Gayet sakin bir şekilde bungalovdan çıkan beyaz bereli, uzun boylu yaşlı adam, kapının önündeki iskemleye oturup polisleri beklemeye başlıyor.
* * *
İçerideki diplomatlardan 49 yaşındaki Mehmet Baydar, oracıkta hayatını kaybetmiştir, 30 yaşındaki Bahadır Demir ise bir kaç saat sonra hastanede ölecektir...
* * *
77 yaşındaki katilin gerçek adı Gürgen Yanıkyan’dır. Ermeni kökenli bir Amerikan vatandaşı olan Yanıkyan, 1945’ten beri Amerika’da yaşamaktadır. Polise bu cinayetleri inceden inceye planlayarak işlediğini, amacının “1915’te Türklerin katlettiği akrabalarının intikamını almak” olduğunu söyler.
* * *
27 Ocak 1973 yılında gerçekleşen ve Türkiye’yi sarsan bu suikast, Türk diplomatlarına karşı 20 yıl sürecek bir terör kampanyasını başlatan ilk eylem olur. Terör saldırılarında 31’i diplomat 90 kişi ölür, yüzlerce insan yaralanır. Türklerle Ermeniler arasına düşmanlık tohumları atılır ve nefret söylemi yaygınlaşır...
* * *
Ömür boyu hapse mahkum olan katil Yanıkyan, 11 yıl hapis yattıktan sonra, Kaliforniya Valisi George Dökmeciyan tarafından affedilir ve kısa bir süre sonra da ölür...
* * *
Mehmet Baydar ile Bahadır Demir ise unutulup gider...

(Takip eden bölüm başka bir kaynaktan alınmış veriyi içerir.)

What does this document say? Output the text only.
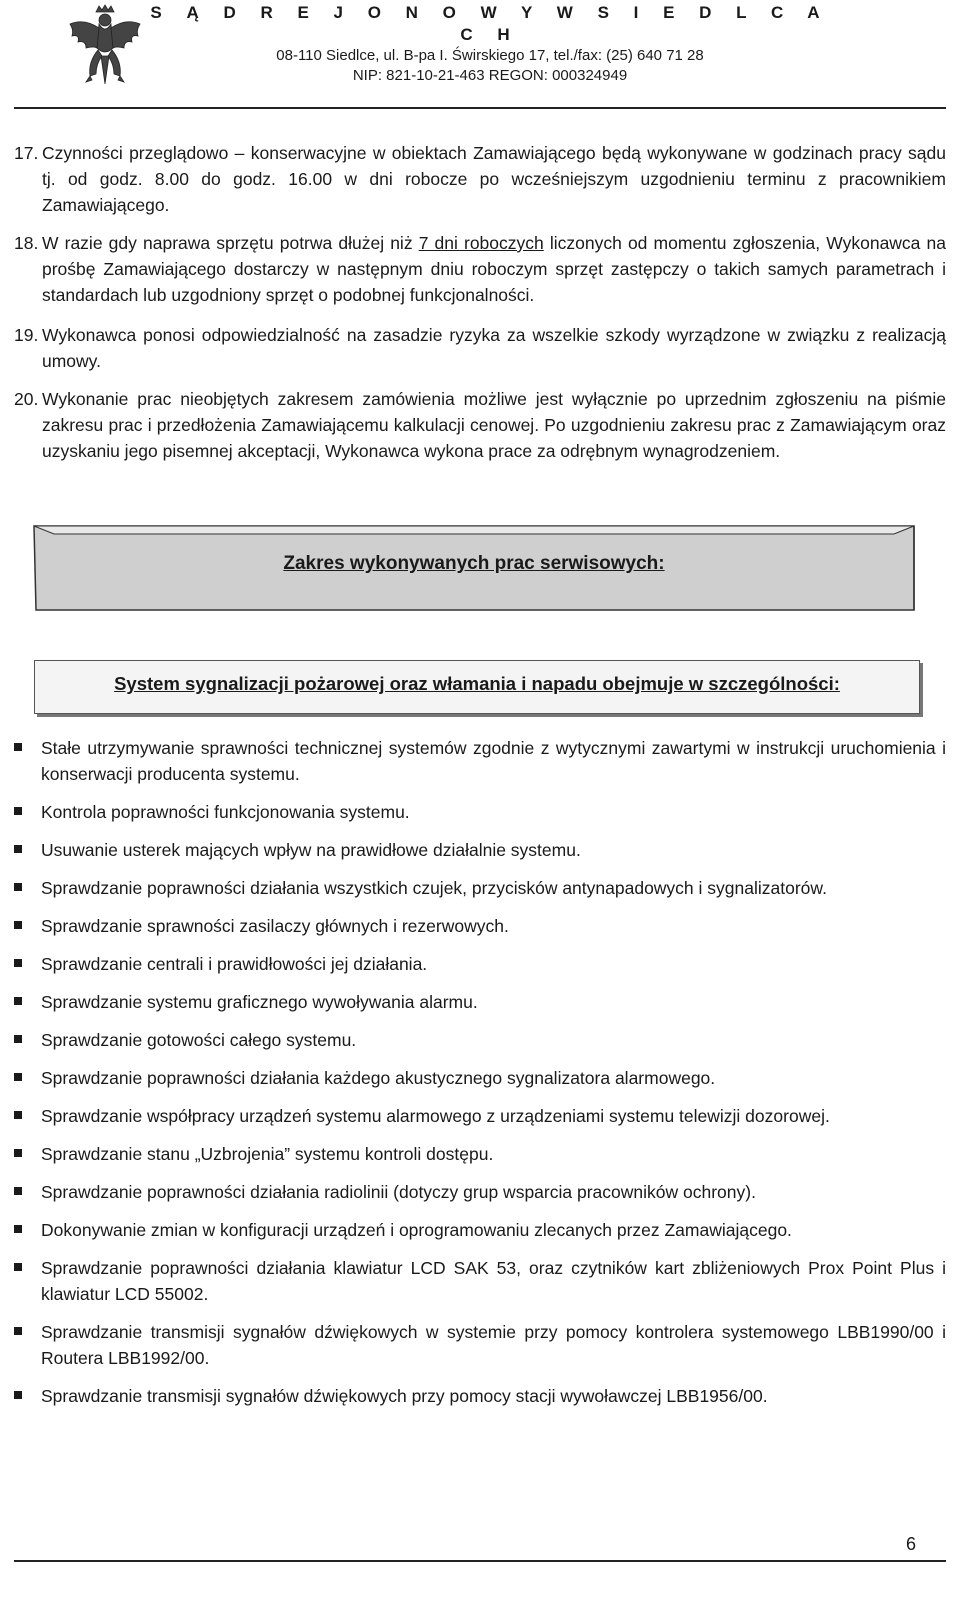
S Ą D R E J O N O W Y W S I E D L C A C H
08-110 Siedlce, ul. B-pa I. Świrskiego 17, tel./fax: (25) 640 71 28
NIP: 821-10-21-463 REGON: 000324949
17. Czynności przeglądowo – konserwacyjne w obiektach Zamawiającego będą wykonywane w godzinach pracy sądu tj. od godz. 8.00 do godz. 16.00 w dni robocze po wcześniejszym uzgodnieniu terminu z pracownikiem Zamawiającego.
18. W razie gdy naprawa sprzętu potrwa dłużej niż 7 dni roboczych liczonych od momentu zgłoszenia, Wykonawca na prośbę Zamawiającego dostarczy w następnym dniu roboczym sprzęt zastępczy o takich samych parametrach i standardach lub uzgodniony sprzęt o podobnej funkcjonalności.
19. Wykonawca ponosi odpowiedzialność na zasadzie ryzyka za wszelkie szkody wyrządzone w związku z realizacją umowy.
20. Wykonanie prac nieobjętych zakresem zamówienia możliwe jest wyłącznie po uprzednim zgłoszeniu na piśmie zakresu prac i przedłożenia Zamawiającemu kalkulacji cenowej. Po uzgodnieniu zakresu prac z Zamawiającym oraz uzyskaniu jego pisemnej akceptacji, Wykonawca wykona prace za odrębnym wynagrodzeniem.
Zakres wykonywanych prac serwisowych:
System sygnalizacji pożarowej oraz włamania i napadu obejmuje w szczególności:
Stałe utrzymywanie sprawności technicznej systemów zgodnie z wytycznymi zawartymi w instrukcji uruchomienia i konserwacji producenta systemu.
Kontrola poprawności funkcjonowania systemu.
Usuwanie usterek mających wpływ na prawidłowe działalnie systemu.
Sprawdzanie poprawności działania wszystkich czujek, przycisków antynapadowych i sygnalizatorów.
Sprawdzanie sprawności zasilaczy głównych i rezerwowych.
Sprawdzanie centrali i prawidłowości jej działania.
Sprawdzanie systemu graficznego wywoływania alarmu.
Sprawdzanie gotowości całego systemu.
Sprawdzanie poprawności działania każdego akustycznego sygnalizatora alarmowego.
Sprawdzanie współpracy urządzeń systemu alarmowego z urządzeniami systemu telewizji dozorowej.
Sprawdzanie stanu „Uzbrojenia” systemu kontroli dostępu.
Sprawdzanie poprawności działania radiolinii (dotyczy grup wsparcia pracowników ochrony).
Dokonywanie zmian w konfiguracji urządzeń i oprogramowaniu zlecanych przez Zamawiającego.
Sprawdzanie poprawności działania klawiatur LCD SAK 53, oraz czytników kart zbliżeniowych Prox Point Plus i klawiatur LCD 55002.
Sprawdzanie transmisji sygnałów dźwiękowych w systemie przy pomocy kontrolera systemowego LBB1990/00 i Routera LBB1992/00.
Sprawdzanie transmisji sygnałów dźwiękowych przy pomocy stacji wywoławczej LBB1956/00.
6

Ama unutmayanlar da vardır.
Bunlardan biri de, Bahadır Demir’in yakın arkadaşı olan Haluk Şahin’dir...
* * *
“Kimdir bu Yanıkyan? Cinayetin arkasındaki gerçekler nelerdir?” sorularının peşine düşen Haluk Şahin, Amerika’yı ve Santa Barbara’yı çok iyi bilmenin de sağladığı avantajla, iz sürmeye başlar. Adeta bir dedektif gibi çalışarak son yıllarda gizliliği kalkan bin sayfadan fazla FBI (Federal Polis) raporunu inceler. Bununla da yetinmeyip, mahkeme zabıtlarını bulur. Ayrıca konunun uzmanı tarafsız tarihçilerle görüşür.
* * *
Karşılaştığı hakikat tüm beklentilerinden daha şaşırtıcıdır!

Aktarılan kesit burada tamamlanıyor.